2011, année singulière, avec l’accident nucléaire de Fukushima au Japon. Et cette question : l’Égypte peut-elle devenir à moyen terme une puissance nucléaire ? L’exaspération de l’auteur se ressent dans ses réflexions sur le sujet : « Il y a au moins une chose qui n’existerait pas sans le génie des physiciens : le plutonium. Une saloperie extrêmement dangereuse et durable. Avec une demi-vie de vingt-quatre mille ans pour le plutonium 239, quand même ! La France en a fabriqué et en fabrique en grande quantité, ce qui, à l’évidence, l’avantage moins qu’elle ne la rend vulnérable, à la merci du moindre accident ou attentat. Surtout, il ne faut pas le dire : nos ennemis nous écoutent ! ». C’est aussi l’occasion pour l’auteur de revenir sur les magouilles politiques internationales du président français Nicolas Sarkozy.

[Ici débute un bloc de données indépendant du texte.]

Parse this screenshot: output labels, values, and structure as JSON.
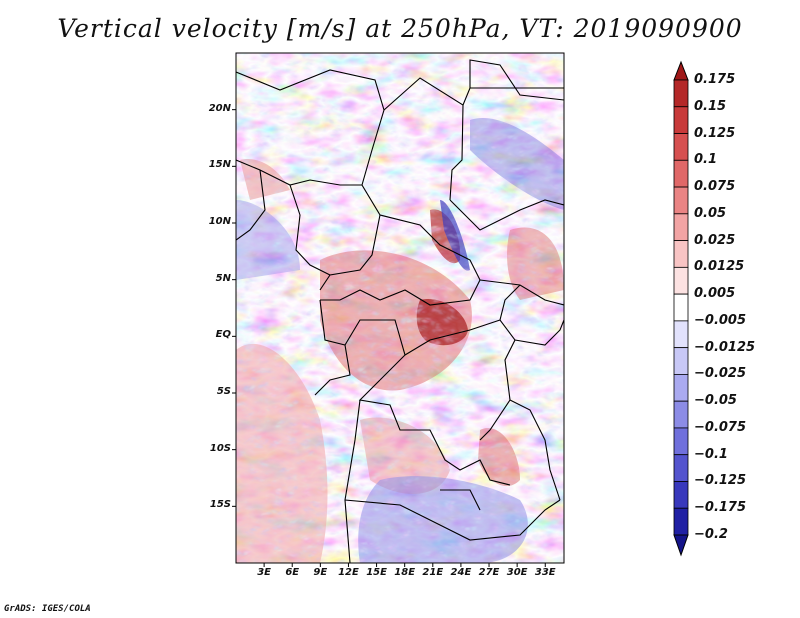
{
  "title": "Vertical velocity [m/s] at 250hPa, VT: 2019090900",
  "credit": "GrADS: IGES/COLA",
  "map": {
    "region": "Central Africa",
    "lon_range": [
      0,
      35
    ],
    "lat_range": [
      -20,
      25
    ],
    "lat_ticks": [
      {
        "label": "20N",
        "value": 20
      },
      {
        "label": "15N",
        "value": 15
      },
      {
        "label": "10N",
        "value": 10
      },
      {
        "label": "5N",
        "value": 5
      },
      {
        "label": "EQ",
        "value": 0
      },
      {
        "label": "5S",
        "value": -5
      },
      {
        "label": "10S",
        "value": -10
      },
      {
        "label": "15S",
        "value": -15
      }
    ],
    "lon_ticks": [
      {
        "label": "3E",
        "value": 3
      },
      {
        "label": "6E",
        "value": 6
      },
      {
        "label": "9E",
        "value": 9
      },
      {
        "label": "12E",
        "value": 12
      },
      {
        "label": "15E",
        "value": 15
      },
      {
        "label": "18E",
        "value": 18
      },
      {
        "label": "21E",
        "value": 21
      },
      {
        "label": "24E",
        "value": 24
      },
      {
        "label": "27E",
        "value": 27
      },
      {
        "label": "30E",
        "value": 30
      },
      {
        "label": "33E",
        "value": 33
      }
    ],
    "border_color": "#000000"
  },
  "colorbar": {
    "labels": [
      "0.175",
      "0.15",
      "0.125",
      "0.1",
      "0.075",
      "0.05",
      "0.025",
      "0.0125",
      "0.005",
      "−0.005",
      "−0.0125",
      "−0.025",
      "−0.05",
      "−0.075",
      "−0.1",
      "−0.125",
      "−0.175",
      "−0.2"
    ],
    "colors": [
      "#a01818",
      "#b42828",
      "#c83a3a",
      "#d65050",
      "#e06868",
      "#ea8484",
      "#f2a4a4",
      "#f8c4c4",
      "#fce2e2",
      "#ffffff",
      "#e2e2fc",
      "#c8c8f6",
      "#aaaaf0",
      "#8c8ce6",
      "#7070dc",
      "#5454ce",
      "#3838bc",
      "#2020a4",
      "#14148a"
    ]
  }
}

En Égypte, après la chute de Moubarak, les ordinateurs portables apparaissent un peu partout, provoquant une « décommunication » en direct, un dialogue de face à face tronqué. Mais la révolution arabe s’étend à d’autres pays comme une traînée de poudre.
L’intime est une autre ramification du texte : évocation du pote Pierre, ses bizarreries, sa folie, au cœur d’une année 2011 riche en émotions. Mais déjà le procès de Moubarak se dessine… Ce petit joyau, entre roman historique et récit de vie, est à lire urgemment. Près de dix ans après les faits, Leroy réussit à faire revivre avec passion un épisode crucial du printemps arabe, il fait partager ses émotions dans un style parfois journalistique qui colle parfaitement à son sujet. Sorti en 2020 aux éditions Lunatique, ce livre est l’un de ces moments privilégiés qui nous racontent l’Histoire, en détails, sans fanatisme, mais sans dégagement non plus. Récit militant, combatif et chronologique, il dépeint une société malade dans un pays à l’agonie, son remède pourrait bien s’appeler le Peuple.
« L’Égypte est un serpent, tout le venin se tient dans la tête ».